Oral is sufficient if corroborated by the company s minutes of the audit committee meeting and the auditor s documentation. An additional comment about communications with audit committees relates to the Note following paragraph 25. Our interpretation is that a written communication to the full audit committee prior to issuance of the external auditor s report will suffice where a discussion with the full audit committee did not take place. The Board might consider clarifying the intent of the words communicate to to reflect this option. 4. Is the requirement for the auditor to communicate significant unusual transactions to the audit committee appropriate? If not, how should the requirement be modified? The requirement is appropriate. However, consistent with the Note following paragraph 12 (c) 3, we believe the external auditor should actively participate in the disclosure process. A discussion between management and the audit committee on these significant matters is important; the external auditor should then provide commentary based on that discussion coupled with the auditor s observations.
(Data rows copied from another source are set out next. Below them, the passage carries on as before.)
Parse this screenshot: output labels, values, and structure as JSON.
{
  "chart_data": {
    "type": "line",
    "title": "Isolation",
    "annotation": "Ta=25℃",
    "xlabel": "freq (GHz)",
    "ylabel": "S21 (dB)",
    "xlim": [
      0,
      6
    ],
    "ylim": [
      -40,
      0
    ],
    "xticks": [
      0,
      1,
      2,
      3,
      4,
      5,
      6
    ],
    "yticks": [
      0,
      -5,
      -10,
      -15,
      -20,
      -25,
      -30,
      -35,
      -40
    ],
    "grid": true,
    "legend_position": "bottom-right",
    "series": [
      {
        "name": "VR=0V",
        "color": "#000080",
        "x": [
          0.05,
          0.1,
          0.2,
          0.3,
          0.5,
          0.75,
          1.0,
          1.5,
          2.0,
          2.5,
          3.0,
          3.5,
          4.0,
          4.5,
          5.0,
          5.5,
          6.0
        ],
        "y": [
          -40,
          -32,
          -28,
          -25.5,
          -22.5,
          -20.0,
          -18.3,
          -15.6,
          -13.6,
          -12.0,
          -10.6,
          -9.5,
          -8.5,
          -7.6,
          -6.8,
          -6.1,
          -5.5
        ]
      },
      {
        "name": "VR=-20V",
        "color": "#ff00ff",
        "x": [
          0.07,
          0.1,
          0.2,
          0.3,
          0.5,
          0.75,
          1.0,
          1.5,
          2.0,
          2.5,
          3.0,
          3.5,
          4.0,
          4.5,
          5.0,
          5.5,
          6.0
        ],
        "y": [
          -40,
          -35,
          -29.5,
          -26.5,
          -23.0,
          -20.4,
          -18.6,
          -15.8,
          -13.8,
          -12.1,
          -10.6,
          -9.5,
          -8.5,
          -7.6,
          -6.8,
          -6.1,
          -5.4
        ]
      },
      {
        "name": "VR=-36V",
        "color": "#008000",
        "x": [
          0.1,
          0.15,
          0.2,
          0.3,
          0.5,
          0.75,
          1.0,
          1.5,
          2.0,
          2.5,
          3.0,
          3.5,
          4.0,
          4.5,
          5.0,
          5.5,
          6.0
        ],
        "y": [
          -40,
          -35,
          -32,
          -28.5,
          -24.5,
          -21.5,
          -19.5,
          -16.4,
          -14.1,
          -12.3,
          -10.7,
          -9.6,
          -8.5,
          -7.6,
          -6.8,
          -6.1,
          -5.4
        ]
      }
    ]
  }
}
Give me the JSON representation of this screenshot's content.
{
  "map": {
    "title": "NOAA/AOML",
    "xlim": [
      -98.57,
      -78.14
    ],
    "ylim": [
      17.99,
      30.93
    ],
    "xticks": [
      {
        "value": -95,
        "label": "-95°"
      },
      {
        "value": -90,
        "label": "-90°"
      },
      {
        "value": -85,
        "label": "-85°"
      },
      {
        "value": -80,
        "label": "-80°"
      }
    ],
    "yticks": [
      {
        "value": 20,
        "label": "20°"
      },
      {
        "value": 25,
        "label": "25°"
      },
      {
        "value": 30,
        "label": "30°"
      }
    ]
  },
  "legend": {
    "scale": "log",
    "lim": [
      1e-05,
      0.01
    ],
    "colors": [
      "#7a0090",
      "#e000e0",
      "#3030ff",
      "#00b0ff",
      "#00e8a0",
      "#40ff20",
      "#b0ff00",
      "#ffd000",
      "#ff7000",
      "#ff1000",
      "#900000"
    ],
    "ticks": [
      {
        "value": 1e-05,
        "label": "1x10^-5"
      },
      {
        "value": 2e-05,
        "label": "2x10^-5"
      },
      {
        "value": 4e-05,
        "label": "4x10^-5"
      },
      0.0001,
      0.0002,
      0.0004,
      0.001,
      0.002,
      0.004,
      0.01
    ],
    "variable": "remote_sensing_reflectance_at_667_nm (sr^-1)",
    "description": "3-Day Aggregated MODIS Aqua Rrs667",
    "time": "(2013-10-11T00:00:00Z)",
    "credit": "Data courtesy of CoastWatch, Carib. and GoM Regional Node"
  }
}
Additionally, paragraph 14 states, The auditor should communicate.significant transactions, of which the auditor is aware, that are outside the normal course of business for the company or that otherwise appear to be unusual due to their timing, size, or nature. We recommend that Normal course of business be defined. 5. Is the requirement appropriate for the auditor to communicate to the audit committee his or her views regarding significant accounting or auditing matters when the auditor is aware that management has consulted with other accountants about such matters and the auditor has identified a concern regarding these matters? If not, how should the requirement be modified? Management should have primary responsibility for communicating significant accounting matters and consultation(s) with other accountants to the audit committee. If the communication is inadequate or if the auditor has different views, the auditor should communicate any omitted or inadequately described matters to the audit committee. The proposed standard should add the Note following paragraph 12 (c) 3, which allows for and reinforces management s responsibility for disclosures to the audit committee, such that the Note, with appropriate revisions, also applies to paragraphs 13G, 14, 16 (we observe the

external auditor s awareness is primarily based upon management s disclosures of such conversations with other accountants), 18 and 19. 6. Are the amendments to other PCAOB standards appropriate? If not, why? We did not perform a comprehensive review of all standards to determine completeness and appropriateness of amendments to those other standards. 7. The Board requests comments regarding the audits of brokers and dealers on the following matters: a. Whether the communication requirements under the Board's interim standard, AU sec. 380, should be applicable to audits of brokers and dealers if audits of brokers and dealers are to be performed under PCAOB standards before the new proposed standard becomes effective? If so, should it be applicable to audits of all brokers and dealers? b. Whether the auditor's communications to audit committees included in the new proposed standard should be applicable to all audits of brokers and dealers? c. Are there any communication requirements specific to audits of brokers and dealers that should be added to the new proposed standard? Alternatively, are there any communication requirements contained in the new proposed standard that should not be applicable the audits of brokers and dealers? If so, provide examples and explanations for why the communication requirements for audits of brokers and dealers should be different from other audits covered by the new proposed standard. We have elected to not respond to this question.